Daha ileri analizlerde, çalışma çölyak hastalığı olan kadınların böyle bir yaşam olayı yaşama ihtimalinin özellikle yüksek olduğunu ve hamileliğin bir yaşam olayı olarak görüldüğünü buldu. Hatta çölyak tanısı konmadan önce gebelik yaşayan çölyak kadınlarının %20’si gebeliğin stresli olduğunu söylerken, kontrol grubundaki kadınların hiçbiri böyle bir gözlemde bulunmadı.
Araştırmacılar, teşhis edilmemiş çölyak hastalığı olan bir kadın için hamileliğin stresli olabileceğini çünkü hamile kalmanın anemi gibi sorunları ortaya çıkarabileceğini düşünüyorlar. ve çölyak ile ilgili yetersiz beslenme. Bununla birlikte, bunun doğru olup olmadığını belirlemek için verileri daha fazla araştırdılar ve çölyak hastalığı olan kadınların stresli durumlara hala GÖRH’li kadınlara göre daha duyarlı göründükleri sonucuna vardılar.
Peki hamilelik çölyak hastalığını tetikleyebilir mi, tetiklemez mi? Hala bilmiyoruz maalesef.

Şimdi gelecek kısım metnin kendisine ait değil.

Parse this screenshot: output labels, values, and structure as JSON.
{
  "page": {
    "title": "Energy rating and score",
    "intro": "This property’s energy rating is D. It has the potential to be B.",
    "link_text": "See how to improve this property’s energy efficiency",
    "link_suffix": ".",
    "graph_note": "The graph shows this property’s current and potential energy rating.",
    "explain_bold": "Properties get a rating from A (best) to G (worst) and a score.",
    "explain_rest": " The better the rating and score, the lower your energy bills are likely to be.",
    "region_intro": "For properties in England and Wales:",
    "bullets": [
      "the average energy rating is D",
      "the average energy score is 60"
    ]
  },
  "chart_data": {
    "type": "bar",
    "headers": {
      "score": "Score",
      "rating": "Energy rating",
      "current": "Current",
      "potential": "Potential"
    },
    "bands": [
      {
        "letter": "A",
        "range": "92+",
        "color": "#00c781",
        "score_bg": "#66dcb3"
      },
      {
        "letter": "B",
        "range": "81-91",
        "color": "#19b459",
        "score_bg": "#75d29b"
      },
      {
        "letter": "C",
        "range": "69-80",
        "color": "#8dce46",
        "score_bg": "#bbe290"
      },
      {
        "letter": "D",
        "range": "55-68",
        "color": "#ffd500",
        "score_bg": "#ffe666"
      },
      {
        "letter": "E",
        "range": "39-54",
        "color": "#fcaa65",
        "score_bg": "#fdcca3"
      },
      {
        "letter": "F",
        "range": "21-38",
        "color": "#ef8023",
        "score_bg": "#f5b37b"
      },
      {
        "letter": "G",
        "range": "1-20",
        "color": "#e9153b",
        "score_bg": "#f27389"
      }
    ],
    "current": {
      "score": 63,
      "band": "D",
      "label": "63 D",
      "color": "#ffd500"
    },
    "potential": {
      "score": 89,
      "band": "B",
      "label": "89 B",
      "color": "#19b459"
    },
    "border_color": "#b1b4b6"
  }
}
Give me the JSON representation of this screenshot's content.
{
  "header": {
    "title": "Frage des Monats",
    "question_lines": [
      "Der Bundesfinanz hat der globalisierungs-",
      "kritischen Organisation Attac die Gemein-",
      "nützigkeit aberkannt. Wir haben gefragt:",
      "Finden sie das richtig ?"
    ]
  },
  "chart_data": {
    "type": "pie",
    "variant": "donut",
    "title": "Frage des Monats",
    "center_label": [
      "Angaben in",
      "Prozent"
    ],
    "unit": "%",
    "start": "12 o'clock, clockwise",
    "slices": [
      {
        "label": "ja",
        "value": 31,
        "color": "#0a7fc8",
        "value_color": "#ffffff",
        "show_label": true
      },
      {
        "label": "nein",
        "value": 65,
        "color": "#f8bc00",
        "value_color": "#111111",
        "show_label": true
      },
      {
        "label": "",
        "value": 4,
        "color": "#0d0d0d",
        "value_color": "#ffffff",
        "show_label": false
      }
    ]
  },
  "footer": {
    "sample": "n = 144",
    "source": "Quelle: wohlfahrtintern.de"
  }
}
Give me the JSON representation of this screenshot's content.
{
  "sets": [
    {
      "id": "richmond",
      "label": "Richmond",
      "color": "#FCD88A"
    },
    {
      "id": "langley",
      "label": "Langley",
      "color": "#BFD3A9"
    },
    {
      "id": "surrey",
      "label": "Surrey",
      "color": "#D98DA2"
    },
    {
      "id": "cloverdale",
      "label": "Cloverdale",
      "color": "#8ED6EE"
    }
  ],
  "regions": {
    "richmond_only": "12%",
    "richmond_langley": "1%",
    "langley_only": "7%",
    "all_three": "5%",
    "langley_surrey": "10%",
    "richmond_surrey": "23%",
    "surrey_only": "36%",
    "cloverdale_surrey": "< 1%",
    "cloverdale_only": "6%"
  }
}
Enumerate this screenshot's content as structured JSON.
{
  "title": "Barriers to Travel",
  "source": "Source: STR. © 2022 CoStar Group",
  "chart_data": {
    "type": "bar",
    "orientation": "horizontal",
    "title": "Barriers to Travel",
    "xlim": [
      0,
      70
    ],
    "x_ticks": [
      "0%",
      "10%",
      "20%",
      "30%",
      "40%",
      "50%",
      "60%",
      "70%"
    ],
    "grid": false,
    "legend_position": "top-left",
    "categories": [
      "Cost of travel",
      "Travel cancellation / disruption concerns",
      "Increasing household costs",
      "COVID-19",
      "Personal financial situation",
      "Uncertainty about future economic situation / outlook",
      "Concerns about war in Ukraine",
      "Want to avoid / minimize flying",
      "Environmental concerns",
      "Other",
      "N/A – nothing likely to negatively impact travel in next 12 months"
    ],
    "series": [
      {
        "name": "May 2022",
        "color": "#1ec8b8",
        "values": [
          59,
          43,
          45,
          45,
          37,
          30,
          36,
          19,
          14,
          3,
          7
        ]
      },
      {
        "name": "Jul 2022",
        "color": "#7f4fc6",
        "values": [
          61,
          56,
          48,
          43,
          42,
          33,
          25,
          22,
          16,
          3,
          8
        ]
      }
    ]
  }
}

Hamileliğin – özellikle stresli bir hamilelik – çölyak hastalığının gelişimine katkıda bulunması mümkündür. Bir çalışmanın yazarları, “psikolojik stresin mide-bağırsak hastalıklarında hastalık aktivitesini arttırdığı defalarca rapor edildiğini” belirterek buna atıfta bulundu.KazanmakKazanmak
Bununla birlikte, çölyak hastalığı radarın altında kalabilir ve uzun yıllar teşhis edilmeyebilir. Bazı kadınlarda hamilelik (ve belki de hamilelik tarafından şiddetlenen çölyak ile ilgili bazı beslenme eksiklikleri), sessiz veya asemptomatik olarak adlandırılan çölyak hastalığının semptomatik hale gelmesine ve nihai bir teşhise yol açması mümkündür.
Her iki durumda da, çölyak hastalığının nihai teşhisinde hamileliğin, eğer varsa, hangi rolü oynadığını belirlemek için çok daha fazla araştırmaya ihtiyaç vardır.